Александр уверял его, что осенью состоятся выборы в Думу, и евреи получат право проживать по всей империи. Записку Федор сжег, когда Гольденберг начал говорить.
- Интересно, - думал Федор, - все ли он выложил? Вряд ли. Я чувствую, что на свободе осталось много его приятелей. Когда вернусь в столицу, продолжу с ним работать, - пообещал он себе.
Федору принесли данные по женщинам от сорока до шестидесяти лет, иностранкам и русским. Ни одной подозрительной фамилии он не отыскал. Воронцов-Вельяминов, разумеется, не знал, что пристав Рогожской части, получив свой мешочек с деньгами, просто не стал вносить мещанку Воронову в списки зарегистрированных новоприбывших. Вдова Воронова была раскольницей. Сверху, после Пасхи, поступил циркуляр об ограничении их пребывания в Москве.
Мужчин Федор даже не стал просматривать. Он удовольствовался заверениями жандармов, что пересечения по спискам не найдено. Если бы Федор поинтересовался фамилиями женщин от двадцати до тридцати лет, он бы нашел дворянку Гродненской губернии Константинову, проживающую в гостинице Дюпре. Увидел бы он и американца, Фрэнсиса Вилена, из той же гостиницы, однако папки, после доклада регистраторов, унесли обратно в архив. Саша Воронцов-Вельяминов, прибыв в город, полицейской регистрацией не озаботился. На Хитровке, в дешевых номерах, ее никто не спрашивал.

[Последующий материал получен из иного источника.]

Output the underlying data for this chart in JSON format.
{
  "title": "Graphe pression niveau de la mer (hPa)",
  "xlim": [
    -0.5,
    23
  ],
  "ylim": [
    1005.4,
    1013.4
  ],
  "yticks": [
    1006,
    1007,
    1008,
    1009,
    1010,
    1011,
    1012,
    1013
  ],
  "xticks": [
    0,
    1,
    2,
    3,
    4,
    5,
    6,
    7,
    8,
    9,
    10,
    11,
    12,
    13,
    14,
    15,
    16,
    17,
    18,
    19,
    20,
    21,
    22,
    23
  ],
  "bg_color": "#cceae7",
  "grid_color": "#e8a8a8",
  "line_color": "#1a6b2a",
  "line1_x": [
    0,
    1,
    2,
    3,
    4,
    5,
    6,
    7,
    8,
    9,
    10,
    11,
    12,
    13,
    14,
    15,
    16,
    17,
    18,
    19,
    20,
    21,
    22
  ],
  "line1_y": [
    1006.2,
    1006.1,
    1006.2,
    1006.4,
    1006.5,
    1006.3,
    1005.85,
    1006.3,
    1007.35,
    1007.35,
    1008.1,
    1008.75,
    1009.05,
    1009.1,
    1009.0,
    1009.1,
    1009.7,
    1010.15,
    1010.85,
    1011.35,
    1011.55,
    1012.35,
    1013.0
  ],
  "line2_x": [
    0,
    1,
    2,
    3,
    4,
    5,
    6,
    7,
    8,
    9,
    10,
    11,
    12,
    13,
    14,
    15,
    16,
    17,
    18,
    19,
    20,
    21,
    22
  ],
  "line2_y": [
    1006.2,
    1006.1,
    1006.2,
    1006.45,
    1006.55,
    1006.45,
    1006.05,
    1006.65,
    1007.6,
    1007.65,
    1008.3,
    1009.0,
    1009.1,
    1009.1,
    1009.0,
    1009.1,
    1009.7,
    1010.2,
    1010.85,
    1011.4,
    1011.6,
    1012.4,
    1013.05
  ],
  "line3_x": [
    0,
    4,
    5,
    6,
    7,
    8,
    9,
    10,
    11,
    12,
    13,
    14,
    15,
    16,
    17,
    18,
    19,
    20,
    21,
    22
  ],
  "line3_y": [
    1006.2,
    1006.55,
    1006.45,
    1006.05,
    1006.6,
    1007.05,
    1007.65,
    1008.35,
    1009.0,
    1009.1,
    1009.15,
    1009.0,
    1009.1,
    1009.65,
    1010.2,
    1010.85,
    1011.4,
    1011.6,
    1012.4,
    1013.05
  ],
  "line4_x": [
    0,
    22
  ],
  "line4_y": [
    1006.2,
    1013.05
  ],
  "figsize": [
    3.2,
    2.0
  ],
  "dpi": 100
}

В половине одиннадцатого вечера Федор потянулся:
- Хорошо. Подождем данных с городских застав и железнодорожных касс. Завтра с утра начинаем прочесывать Хитровку…, - он успел съездить к Достоевскому. Федор Михайлович оправлялся от припадка в гостинице. Федор не хотел, прямо, спрашивать о невестке, хотя видел, на открытии памятника, что змея стояла рядом с писателем. Они разговаривали.
- Его-то она, откуда знает? - зло подумал Федор и вспомнил:
- Она в Сибири болталась, долго. Он в Баден-Баден приезжал….,- Федор услышал ее шепот:
- Отто, милый, ложитесь, я здесь, я рядом….
Он вдохнул запах жасмина и разозлился:
- Она мне отдаст дочь, а потом я ее сгною в крепости. Сдохнет, и все о ней забудут. Волчица, стерва, обманывала меня все это время…
Достоевский слабо улыбнулся, когда Федор поинтересовался, что могло вызвать припадок.
- Не знаю, Федор Петрович, - писатель курил, кашляя, - это вещь непредсказуемая. Волнение, должно быть, - Достоевский посмотрел на него своими странными, разными глазами и замолчал. Оказалось, что он ничего не помнит. Достоевский объяснил Федору, что это следствие припадка. Больше Воронцову-Вельяминову ничего добиться не удалось. Он уехал, оставив Анне Григорьевне корзину с портвейном и сырами. Федор сделал вид, что беспокоится о здоровье любимого писателя. Передняя номера была заставлена букетами. Он долго чувствовал аромат цветов, напоминавший ему о невестке.